The opposing forces don’t neutralise each other in either the atom or the Atomic Author.

Instead, they allow great power and great copy respectively. They’re independent, opposing forces that sit within the same shell.

The writer and the editor

"Man is not truly one but truly two"

Dr Jekyll

Good copy is the result of these two opposed personalities, the writer and the editor.

The writer [+]

The editor [—]

Drunk

Sober

Vomits

Cleans

Messy

Structured

Words are cheap

Words are expensive

Abundant

Restrictive

Care free

Careful

Shotgun

Sniper

Types fast

Deletes fast

No idea is a bad idea

Most ideas are bad ideas

An artist

A judge

The marble

The chisel

Give your heart to the writer and your mind to the editor.

Write with your heart

Write drunkenly, as if words cost you nothing. Spill them onto the page in the order your heart fancies. Vomit them and let them land where they like. Don’t stop to clean up. That’s not what the writer does.

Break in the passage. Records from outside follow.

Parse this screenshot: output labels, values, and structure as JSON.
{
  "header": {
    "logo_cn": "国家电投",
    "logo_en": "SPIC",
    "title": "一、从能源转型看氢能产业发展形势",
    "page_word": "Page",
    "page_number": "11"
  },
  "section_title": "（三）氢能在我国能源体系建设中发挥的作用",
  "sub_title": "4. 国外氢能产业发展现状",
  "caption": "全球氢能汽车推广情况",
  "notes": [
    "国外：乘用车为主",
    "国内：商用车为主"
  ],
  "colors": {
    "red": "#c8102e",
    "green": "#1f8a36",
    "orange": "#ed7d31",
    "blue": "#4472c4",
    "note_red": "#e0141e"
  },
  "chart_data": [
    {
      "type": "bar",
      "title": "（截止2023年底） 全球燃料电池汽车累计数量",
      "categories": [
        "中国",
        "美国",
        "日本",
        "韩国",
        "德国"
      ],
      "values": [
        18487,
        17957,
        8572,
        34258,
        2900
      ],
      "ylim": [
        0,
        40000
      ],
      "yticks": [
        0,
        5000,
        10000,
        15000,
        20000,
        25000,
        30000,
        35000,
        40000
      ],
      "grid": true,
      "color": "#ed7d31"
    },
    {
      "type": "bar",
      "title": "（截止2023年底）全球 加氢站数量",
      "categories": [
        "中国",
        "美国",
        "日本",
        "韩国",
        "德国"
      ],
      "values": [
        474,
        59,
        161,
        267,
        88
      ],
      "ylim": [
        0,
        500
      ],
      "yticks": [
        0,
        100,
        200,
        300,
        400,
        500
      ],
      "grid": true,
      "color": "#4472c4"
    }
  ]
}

Then switch. Lock your heart. Unlock your mind.

Edit with your mind

Edit with contempt for the writer, judging each word coldly, half condemning them before hearing their plea. Default to the delete key, cutting away the thicket to reveal a path to clarity. Do it knowing each additional word costs you in efficiency. Demand that each word fight for its place.

Jekyll & Hyde

Switching between writer and editor is hard.

There is no easy formula to throw down our throats.

The hardest move is from freshly written copy. It all reads so well at first. But that's because you're still the writer. You need to forget all those writerly thoughts that guided the work.

You can transform into the editor with three formulae:

  1. Time
  2. Mental fortitude
  3. Someone else’s help

Time is both the most realistic and the most powerful. The longer you leave it, the larger the problem you’ll uncover. Thirty minutes later you’ll see typos and awkward sentences. Four hours later you’ll see entire paragraphs you can delete. A day later you’ll see structural errors.

Returning as the editor

You’ll return untainted and ready to rip it apart.

Be brutal, be ruthless. Don't hold onto something just because it's beautiful. Ask yourself whether the words, and the order you put them in, do the thing you want them to do.

You can't offend the writer because they're not in the room right now.

After the editor puts the work on trial, become the writer again. Switch between writer and editor, over and over.

Atomic Author reminders

Take all the letters in the word WRITER.

And all the letters in the word EDITOR.

And strike through instances of the same letter, at the same frequency.

W R I T E R

E D I T O R

Once struck through, these letters remain.

W R

D O

Those letters can be rearranged.

W O R D

This matrix-like, Illuminati-confirming weirdness can remind us that it’s the work of both the WRITER and the EDITOR that leave the written WORD in its purest, simplest, most efficient, most powerful form.

Writing is editing

The thing is, we call it the “written word”, and “writing”, and ourselves “writers”. So sadly, for most people, that’s where it ends. With care free, messy, drunk, abundant copy, where all ideas are good ideas.

But if you look closely at

the writer

you’ll notice

they’re twice as much

an editor

which means

it takes considerable editing

to leave the writing

in its purest

most efficient

most powerful form

Atomic

Writing Atomic Copy as the Atomic Author are the two foundational principles that guide everything I write, and on which my seven writing principles are built.